Law of DemandTheoretically, when the price of a product is high ceteris paribus, many people will not have the desire to have it. Even if they have to, they would want it at smaller quantities largely due to other factors such as opportunity cost and the availability of alternatives. Therefore, any rational person would avoid consuming that commodity. Thus, this results in low quantity demanded. The figure below illustrates this. The relationship between demand and price is negative as denoted with the downward slope.

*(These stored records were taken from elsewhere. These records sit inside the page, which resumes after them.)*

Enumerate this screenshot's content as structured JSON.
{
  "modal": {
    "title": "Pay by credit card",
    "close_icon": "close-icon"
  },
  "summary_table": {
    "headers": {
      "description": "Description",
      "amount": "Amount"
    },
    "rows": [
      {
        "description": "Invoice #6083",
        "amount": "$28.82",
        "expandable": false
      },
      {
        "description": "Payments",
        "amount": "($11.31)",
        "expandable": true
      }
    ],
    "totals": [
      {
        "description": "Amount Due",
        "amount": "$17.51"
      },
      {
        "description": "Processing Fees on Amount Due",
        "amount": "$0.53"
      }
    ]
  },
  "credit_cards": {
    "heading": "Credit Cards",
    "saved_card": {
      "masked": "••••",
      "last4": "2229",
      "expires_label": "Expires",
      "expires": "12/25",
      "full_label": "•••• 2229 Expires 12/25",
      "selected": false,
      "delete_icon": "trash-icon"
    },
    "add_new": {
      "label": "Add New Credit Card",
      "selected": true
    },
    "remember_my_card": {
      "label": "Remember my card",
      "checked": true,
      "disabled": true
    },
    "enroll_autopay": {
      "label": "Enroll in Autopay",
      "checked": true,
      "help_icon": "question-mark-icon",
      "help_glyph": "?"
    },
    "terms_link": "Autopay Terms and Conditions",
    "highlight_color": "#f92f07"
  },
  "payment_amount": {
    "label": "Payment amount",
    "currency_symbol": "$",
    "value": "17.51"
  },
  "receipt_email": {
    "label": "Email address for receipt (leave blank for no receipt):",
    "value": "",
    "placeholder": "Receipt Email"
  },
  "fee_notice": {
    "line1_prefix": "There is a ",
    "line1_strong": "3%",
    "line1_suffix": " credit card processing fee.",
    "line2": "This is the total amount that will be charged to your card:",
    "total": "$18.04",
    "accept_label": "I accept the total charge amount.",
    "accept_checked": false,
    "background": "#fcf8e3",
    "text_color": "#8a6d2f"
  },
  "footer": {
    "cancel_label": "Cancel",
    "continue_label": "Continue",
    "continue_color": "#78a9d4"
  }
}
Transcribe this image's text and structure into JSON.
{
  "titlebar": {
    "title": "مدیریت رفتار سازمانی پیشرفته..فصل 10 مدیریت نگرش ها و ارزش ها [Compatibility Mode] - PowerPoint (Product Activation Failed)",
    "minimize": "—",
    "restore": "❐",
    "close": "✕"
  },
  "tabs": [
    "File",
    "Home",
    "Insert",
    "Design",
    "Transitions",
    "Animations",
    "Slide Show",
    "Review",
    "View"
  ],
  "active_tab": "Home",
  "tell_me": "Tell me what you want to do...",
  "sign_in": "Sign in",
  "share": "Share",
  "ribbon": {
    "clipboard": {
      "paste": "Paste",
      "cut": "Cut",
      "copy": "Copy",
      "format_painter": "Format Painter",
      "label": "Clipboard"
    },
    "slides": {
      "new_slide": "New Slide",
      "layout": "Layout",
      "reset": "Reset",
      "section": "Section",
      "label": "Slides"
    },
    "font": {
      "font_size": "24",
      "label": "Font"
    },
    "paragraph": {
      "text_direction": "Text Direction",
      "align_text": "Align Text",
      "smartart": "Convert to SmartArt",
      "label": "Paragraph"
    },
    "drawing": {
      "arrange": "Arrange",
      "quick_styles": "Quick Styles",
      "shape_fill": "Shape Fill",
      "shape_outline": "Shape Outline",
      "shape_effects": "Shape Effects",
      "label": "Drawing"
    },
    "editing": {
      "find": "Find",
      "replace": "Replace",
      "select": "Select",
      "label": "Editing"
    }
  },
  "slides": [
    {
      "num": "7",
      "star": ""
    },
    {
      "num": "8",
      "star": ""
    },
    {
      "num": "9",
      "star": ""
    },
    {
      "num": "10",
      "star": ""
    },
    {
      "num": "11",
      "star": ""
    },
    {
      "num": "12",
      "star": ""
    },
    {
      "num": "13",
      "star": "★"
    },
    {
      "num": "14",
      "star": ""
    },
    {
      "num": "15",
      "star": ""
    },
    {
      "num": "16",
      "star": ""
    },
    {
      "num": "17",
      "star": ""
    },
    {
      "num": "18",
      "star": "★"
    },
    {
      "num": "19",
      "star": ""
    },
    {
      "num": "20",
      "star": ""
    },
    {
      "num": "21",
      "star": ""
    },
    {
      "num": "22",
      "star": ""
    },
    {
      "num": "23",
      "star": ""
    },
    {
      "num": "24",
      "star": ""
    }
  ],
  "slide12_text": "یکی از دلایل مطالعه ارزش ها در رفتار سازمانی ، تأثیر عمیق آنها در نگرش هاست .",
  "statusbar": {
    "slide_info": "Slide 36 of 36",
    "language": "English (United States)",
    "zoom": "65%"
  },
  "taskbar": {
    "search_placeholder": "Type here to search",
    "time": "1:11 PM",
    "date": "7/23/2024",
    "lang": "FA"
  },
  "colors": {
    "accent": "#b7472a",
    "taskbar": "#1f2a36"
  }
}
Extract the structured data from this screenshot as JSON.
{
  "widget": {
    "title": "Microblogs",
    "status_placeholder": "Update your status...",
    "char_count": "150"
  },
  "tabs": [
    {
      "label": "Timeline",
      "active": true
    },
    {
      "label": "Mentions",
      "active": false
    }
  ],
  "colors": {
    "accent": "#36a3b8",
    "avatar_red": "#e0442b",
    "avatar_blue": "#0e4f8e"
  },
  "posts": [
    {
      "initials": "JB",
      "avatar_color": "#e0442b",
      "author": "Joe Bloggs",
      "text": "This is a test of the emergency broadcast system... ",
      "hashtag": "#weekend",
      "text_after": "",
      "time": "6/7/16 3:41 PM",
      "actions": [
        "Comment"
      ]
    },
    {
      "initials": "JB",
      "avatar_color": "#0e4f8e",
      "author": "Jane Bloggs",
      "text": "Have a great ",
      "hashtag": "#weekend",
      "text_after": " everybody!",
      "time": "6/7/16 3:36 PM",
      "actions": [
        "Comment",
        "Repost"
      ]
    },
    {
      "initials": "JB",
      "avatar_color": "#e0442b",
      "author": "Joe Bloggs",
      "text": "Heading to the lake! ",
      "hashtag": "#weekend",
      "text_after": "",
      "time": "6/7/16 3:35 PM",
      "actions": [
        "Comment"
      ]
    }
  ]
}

Law of SupplyWhen the price of a good or service is high, it gives more incentive to producers to produce more of it and suppliers to supply more of it. The figure below illustrates this. The relationship that exists between the price of a product and quantity supplied is positive as denoted with the upward slope. The reason for this is that suppliers will earn more revenue when they supply more, and there is an increase in price ceteris paribus. In the interaction of the forces of supply and demand, there is a point of intersection. This is what is called as the equilibrium point. At this point, the market is considered to be efficient. This is because the quantity of goods supplied is at par with the quantity of goods demanded. The price at this point is the price at which suppliers are willing to sell all that they have and consumers are willing to buy as much as they desire. This is at times referred to as the equilibrium price. Another aspect to consider is the movements and shifts along the demand and supply curve. Any movement on the demand curve will be due to change in price and quantity demanded. In the same light, any movement in the supply curve will be due to change in quantity supplied in relation to price. Shifts, on the other hand, will be due to change in quantity demanded or supplied by all other factors except price. In conclusion, the law of demand and supply is an essential ideal that should be understood by all interested parties in the marketplace.